A typical approach is to substitute a part of the integrand with a new variable, often denoted by \( u \). This technique is particularly useful when the derivative of the chosen substitution is present in the integrand, as it allows the replacement of the entire differential.

• Step 1 involves identifying a substitution. Here, because \( \tan v\) is inside the exponential and its derivative, \( \sec^2 v \), is a factor of the integrand, we set \( u = \tan v \).
• Step 2 is calculating the differential. For \( u = \tan v \), the differential is \( du = \sec^2 v \, dv \). This step ensures we can replace \( dv \) with \( du \) in the integral.
• In Step 3, we substitute \( u \) and \( du \) into the integral, converting it into \( \int e^u \, du \).

Indefinite integrals, also known as antiderivatives, are a type of integral without specified boundaries. They represent a family of functions whose derivative is the integrand. In the context of our problem, after applying the substitution method, we derive the new integral \( \int e^u \, du \), which is an indefinite integral.
For indefinite integrals, the result includes a constant \( C \), symbolizing an infinite set of possible solutions. This constant accounts for the fact that differentiating a constant returns zero, meaning any constant added to or subtracted from a function yields the same derivative.
The process of integrating standard functions like \( e^u \) is straightforward. For instance, \( \int e^u \, du \) evaluates to \( e^u + C \). It's crucial to always return to the original variable after integration in problems involving substitution to provide the final answer in the correct context. Therefore, we substitute back, replacing \( u \) with \( \tan v \), resulting in \( e^{\tan v} + C \).
This expression is the indefinite integral of the original problem, encompassing the entire family of functions that differentiate back to the integrand.
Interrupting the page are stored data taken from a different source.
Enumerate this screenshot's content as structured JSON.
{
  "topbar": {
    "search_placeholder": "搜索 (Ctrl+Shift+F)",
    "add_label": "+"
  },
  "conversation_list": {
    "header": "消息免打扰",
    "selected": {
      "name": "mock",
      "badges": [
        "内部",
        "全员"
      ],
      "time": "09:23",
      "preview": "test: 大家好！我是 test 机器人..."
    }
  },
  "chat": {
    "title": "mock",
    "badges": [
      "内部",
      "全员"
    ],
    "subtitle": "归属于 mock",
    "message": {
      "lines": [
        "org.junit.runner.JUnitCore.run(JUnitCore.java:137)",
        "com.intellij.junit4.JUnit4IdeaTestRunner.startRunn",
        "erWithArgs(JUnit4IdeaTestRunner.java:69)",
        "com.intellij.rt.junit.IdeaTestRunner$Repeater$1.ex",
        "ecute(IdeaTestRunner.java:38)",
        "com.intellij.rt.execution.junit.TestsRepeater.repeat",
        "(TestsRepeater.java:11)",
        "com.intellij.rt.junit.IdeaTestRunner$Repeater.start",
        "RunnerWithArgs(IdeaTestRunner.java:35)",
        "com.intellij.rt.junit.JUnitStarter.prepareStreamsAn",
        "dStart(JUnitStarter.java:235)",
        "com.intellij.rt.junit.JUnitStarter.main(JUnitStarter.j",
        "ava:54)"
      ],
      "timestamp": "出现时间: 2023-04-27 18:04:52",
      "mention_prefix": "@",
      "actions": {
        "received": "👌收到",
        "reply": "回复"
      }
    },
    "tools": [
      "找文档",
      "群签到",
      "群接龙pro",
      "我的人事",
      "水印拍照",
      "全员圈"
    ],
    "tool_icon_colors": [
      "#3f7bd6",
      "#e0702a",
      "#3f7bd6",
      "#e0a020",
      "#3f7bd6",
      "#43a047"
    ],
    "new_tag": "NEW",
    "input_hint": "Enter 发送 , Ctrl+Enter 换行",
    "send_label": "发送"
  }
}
Standard integrals are fundamental integral forms that every calculus student should know by heart. Understanding these is essential to quickly solve integrals without lengthy computation. Many integration problems rely on transforming the given integral into one of these standard forms.
In this exercise, after employing the substitution \( u = \tan v \), the integral simplifies into a standard form: \( \int e^u \, du \).
Recognizing standard integrals is important because it allows you to instantly know the antiderivative. Some common standard integrals include:

• \( \int e^x \, dx = e^x + C \)
• \( \int \sin x \, dx = -\cos x + C \)
• \( \int \cos x \, dx = \sin x + C \)

In our discussion, the integral \( \int e^u \, du \) fits the pattern \( \int e^x \, dx = e^x + C \). Hence, we quickly determine its antiderivative as \( e^u + C \).
Harnessing this knowledge simplifies problems significantly, saving time and reducing potential errors.